Want a simple explanation of the complex connected TV landscape? Media Kitchen’s Julia Smaldone offers a topline tour of where we were, where we are and where we are going amid the changing TV landscape.
Remember the magic of cable TV? It was a one-stop shop where consumers could access hundreds of channels: premium, kids programming, pay-per-view and live sports. If you liked shows on different networks, like Grey’s Anatomy and The Office or were a fan of both the NFL and the Premier League, you could easily watch whatever content you wanted just by changing the channel. There was no logging in and out, no remembering different passwords (or your friend’s password) and no juggling multiple subscriptions and bills.
It all used to be so simple — and not just for consumers. For media buyers, there was no alphabet soup of CTV, OTT, streaming services and devices that today’s buyers have to grapple with when planning.
So how did we end up with a system that’s confusing and frustrating for consumers and advertisers alike?
The answer, ironically, is that cable TV grew too complicated and streaming was meant to be a step towards simplification.
As the number of cable and content providers grew, so did confusion over different bundles. Consumers got frustrated and saw their bills steadily increase, so they cut the cord.
The return of fragmentation
Enter the streaming services. Netflix reimagined its DVD rental service into the original streaming platform, and people loved it. There was lots of quality, bingeable content with no ads and a low monthly cost.
Then things got more complex. Netflix was joined by Amazon, Hulu, Disney+ and Apple+. Cable channel stalwarts joined the streaming party, including CBS All Access, NBC Peacock, Sundance and HBO Max. Just recently, Discovery joined the party with Discovery+.
Those channels began grabbing their older historical shows back from Netflix and other original streamers and placed them on their own streaming channels, available for an extra $6 to $10 per month. At the same time, streaming platforms developed original content of their own that left consumers straddling multiple subscriptions.
And then, bundles returned. The ’Disney Bundle’ of Disney+, Hulu and ESPN+. NBC with Peacock, NBC Gold (Sports) and Apple has announced Apple One, its own bundle. These bundles sound more and more like cable packages. And consumers can no longer cut the cord to cut costs.
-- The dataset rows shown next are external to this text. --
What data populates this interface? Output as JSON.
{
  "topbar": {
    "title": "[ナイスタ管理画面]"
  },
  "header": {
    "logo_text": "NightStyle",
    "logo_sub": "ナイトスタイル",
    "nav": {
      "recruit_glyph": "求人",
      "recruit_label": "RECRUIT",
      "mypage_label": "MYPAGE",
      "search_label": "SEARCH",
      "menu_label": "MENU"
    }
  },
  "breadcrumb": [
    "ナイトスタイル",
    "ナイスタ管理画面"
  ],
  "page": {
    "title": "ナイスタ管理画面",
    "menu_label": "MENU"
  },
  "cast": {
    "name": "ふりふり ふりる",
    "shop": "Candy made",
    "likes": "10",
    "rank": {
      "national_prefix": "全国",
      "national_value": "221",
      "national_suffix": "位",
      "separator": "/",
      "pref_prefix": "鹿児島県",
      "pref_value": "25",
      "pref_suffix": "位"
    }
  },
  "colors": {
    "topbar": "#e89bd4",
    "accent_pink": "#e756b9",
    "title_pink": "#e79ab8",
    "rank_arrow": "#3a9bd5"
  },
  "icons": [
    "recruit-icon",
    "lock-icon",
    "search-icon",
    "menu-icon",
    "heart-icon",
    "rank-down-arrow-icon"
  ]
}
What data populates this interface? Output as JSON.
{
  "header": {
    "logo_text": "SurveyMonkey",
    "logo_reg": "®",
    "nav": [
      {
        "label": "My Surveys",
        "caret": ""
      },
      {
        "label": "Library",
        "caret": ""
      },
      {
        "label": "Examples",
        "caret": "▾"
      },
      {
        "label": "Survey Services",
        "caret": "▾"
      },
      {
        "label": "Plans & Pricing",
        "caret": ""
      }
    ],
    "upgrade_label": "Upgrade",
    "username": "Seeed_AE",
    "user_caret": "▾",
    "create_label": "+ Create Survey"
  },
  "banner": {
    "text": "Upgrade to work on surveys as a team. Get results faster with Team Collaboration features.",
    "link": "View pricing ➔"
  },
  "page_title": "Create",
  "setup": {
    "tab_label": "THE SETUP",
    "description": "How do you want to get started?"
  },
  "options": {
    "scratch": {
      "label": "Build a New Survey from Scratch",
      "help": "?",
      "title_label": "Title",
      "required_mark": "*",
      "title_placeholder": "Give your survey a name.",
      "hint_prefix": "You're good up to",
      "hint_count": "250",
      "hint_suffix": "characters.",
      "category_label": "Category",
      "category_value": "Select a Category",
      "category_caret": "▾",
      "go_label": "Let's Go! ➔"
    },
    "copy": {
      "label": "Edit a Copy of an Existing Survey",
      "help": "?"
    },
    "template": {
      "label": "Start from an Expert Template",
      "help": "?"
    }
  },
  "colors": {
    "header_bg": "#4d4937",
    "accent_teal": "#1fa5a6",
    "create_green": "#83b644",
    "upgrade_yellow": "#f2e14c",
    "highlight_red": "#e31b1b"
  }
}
Streaming services were supposed to be the simplified, cost-effective answer to complicated cable TV bundles. But the entertainment industry has proven itself to be ruthlessly competitive.
Media buyers must compartmentalize
This fragmentation extends to media buyers as well. On the surface, the multitude of connected TV offerings and partners in the space can feel like a point of frustration for media buyers. However, it is an opportunity.
Media companies will do well to stay well-informed and up to date on the CTV landscape, even if clients are not actively buying there just yet. It’s important to recognize where the best opportunities are for targeting vs. measurement vs. quality inventory are, so agencies can be a resource for sifting through the web and identifying the strongest solutions for their clients.
The best way for media buyers to think about CTV is to compartmentalize the offerings in the same way we would bucket different types of clients. CTV, and its fragmented landscape, has the power to deliver on goals up and down the funnel, and a deep understanding of the full landscape will equip media buyers with the tools they need to put together the strongest and most actionable plans.
Keep an eye on the horizon
What we’ve learned is that there’s no such thing as cutting the cord anymore. We live in a digitally focused, connected society. If we try and simply do away with pieces of the digital ecosystem that inconvenience us, they will just evolve and find their way back into our lives some other way.
This new and evolving ecosystem of streaming services is unique in that there is no one-size-fits-all solution for consumers or marketers. For consumers, the menu of options, while overwhelming, is also exciting when you think about the wealth of content, both legacy and original, at our disposal. And for marketers, the power that comes with a well-rounded understanding of the CTV landscape is invaluable in creating tailored and effective solutions for brands. On both sides, the best we can do is embrace the fact that change and progress in this space is inevitable.
The future of CTV may bring an evolution of movie releases to small screens, revamped advertising solutions, and most likely a demand from consumers for some kind of streamlined approach. Whether or not, and when, these developments come is still a mystery. The one thing we can be sure of, however, is that something new will always be on the horizon.